These disclosures suggested that officers had been covering up for their colleagues when they gave evidence at the trial of Malcolm Kennedy in September 1991, the court was told.
Kennedy, 45, had been found guilty of murdering a cell-mate, Patrick Quinn, in Hammersmith police station, west London, after both men had been arrested for drunkenness. At his Old Bailey trial, Kennedy maintained that it was the police, not him, who battered Mr Quinn to death.
One of the officers on duty on that night was PC Paul Giles, who said he had arrested Mr Quinn and brought him to the police station between 11pm and midnight on 23 December 1990, the court was told.
But an investigation by the television programme World in Action had found two witnesses who said that PC Giles had responded to their call for help at this time. Their evidence was supported by documents that had not been available at the time of the trial, Kennedy's counsel, Michael Mansfield QC, told the court. One of these, a crime report, said that PC Giles had been called out at about 11.30pm.
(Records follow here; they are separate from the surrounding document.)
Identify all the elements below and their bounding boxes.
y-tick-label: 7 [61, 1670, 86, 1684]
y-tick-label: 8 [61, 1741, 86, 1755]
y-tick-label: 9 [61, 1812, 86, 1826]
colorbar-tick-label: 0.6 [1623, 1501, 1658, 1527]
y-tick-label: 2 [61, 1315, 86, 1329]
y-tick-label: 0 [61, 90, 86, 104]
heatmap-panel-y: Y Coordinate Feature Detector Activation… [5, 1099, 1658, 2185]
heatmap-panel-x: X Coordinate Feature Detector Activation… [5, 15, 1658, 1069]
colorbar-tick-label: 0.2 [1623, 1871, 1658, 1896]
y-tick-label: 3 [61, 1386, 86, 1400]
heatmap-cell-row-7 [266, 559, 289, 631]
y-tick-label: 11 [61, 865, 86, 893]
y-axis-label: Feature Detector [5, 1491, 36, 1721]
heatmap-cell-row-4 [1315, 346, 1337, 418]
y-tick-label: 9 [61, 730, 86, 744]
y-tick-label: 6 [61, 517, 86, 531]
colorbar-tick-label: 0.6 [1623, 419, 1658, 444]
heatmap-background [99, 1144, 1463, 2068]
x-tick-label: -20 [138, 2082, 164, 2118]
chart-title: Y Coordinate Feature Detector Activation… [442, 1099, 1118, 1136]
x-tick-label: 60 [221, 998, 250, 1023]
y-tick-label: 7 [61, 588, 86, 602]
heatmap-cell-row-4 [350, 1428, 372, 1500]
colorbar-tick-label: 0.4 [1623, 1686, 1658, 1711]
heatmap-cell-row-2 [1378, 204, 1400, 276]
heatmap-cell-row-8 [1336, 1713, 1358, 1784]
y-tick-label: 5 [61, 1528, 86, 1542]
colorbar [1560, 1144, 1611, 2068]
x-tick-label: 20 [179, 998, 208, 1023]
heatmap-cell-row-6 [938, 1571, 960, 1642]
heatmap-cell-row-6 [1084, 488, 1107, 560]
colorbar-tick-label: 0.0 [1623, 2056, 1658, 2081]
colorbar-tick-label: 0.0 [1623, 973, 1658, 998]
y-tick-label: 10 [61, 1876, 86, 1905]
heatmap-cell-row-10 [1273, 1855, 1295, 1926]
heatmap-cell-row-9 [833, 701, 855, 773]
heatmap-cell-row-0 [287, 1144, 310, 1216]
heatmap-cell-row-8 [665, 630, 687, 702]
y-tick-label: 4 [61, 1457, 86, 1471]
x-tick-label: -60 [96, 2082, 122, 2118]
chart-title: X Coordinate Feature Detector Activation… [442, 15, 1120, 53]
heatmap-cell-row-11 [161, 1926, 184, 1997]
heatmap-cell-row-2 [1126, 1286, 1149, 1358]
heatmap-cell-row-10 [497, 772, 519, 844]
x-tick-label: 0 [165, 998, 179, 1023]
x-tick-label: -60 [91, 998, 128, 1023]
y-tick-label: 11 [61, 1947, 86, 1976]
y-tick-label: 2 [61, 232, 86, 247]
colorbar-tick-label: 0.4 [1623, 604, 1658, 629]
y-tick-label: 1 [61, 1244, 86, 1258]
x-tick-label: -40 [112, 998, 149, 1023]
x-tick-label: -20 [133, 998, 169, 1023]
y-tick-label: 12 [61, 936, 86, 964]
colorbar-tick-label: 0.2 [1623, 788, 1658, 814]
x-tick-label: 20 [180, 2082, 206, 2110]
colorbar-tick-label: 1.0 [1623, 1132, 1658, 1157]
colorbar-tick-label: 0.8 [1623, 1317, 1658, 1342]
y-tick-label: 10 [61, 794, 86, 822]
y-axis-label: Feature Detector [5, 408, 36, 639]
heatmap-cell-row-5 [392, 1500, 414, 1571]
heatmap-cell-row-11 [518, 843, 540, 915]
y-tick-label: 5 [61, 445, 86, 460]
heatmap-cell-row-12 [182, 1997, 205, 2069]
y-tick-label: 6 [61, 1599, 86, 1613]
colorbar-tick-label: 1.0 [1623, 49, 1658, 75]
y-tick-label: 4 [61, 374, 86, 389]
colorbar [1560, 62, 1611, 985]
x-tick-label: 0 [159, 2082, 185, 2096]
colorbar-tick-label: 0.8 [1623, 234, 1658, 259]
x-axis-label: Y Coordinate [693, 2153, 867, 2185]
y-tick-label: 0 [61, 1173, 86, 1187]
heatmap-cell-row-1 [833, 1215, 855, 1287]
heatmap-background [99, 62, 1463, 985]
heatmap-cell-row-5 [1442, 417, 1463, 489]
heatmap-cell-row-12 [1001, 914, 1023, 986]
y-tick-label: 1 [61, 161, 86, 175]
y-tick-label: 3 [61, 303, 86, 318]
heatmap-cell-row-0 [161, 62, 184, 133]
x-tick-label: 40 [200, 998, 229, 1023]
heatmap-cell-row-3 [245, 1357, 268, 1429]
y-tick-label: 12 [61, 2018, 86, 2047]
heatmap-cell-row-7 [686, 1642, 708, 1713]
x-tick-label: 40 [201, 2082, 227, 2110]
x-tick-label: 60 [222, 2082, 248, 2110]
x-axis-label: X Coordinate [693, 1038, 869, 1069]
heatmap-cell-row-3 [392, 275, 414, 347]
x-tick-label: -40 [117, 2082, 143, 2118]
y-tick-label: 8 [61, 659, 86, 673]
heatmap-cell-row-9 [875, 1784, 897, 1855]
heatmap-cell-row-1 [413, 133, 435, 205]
'If Giles was somewhere else, then he is really, we say, covering for officers who arrested this man (Mr Quinn),' Mr Mansfield said. 'I am not in a position to say that this is conclusive evidence in the sense that it demonstrates his (Kennedy's) innocence, but what it does do is fundamentally undermine the credibility of one and possibility other witnesses.'
In such circumstances, the case should be retried, Mr Mansfield said.
PC Giles had been interviewed by Thames Valley police after the Police Complaints Authority started an investigation into the case. But he refused to answer questions about the new evidence, Mr Mansfield said.
The court also heard from Samantha Wood, one of the people who had been assisted by PC Giles on the night Mr Quinn died. She said she was sure that the officer had attended her house in Hammersmith at about 11.30pm.
At the police station, she had heard 'ranting and raving' from another cell and remembered the officer charged with taking her statement commenting that there was 'trouble'.
He left for about 20 minutes and came back a 'totally different person'. 'Before he left, he was very talkative, understanding and generally a very nice guy.'
When he returned, however, he was agitated and in a hurry to complete the statement, Miss Wood said.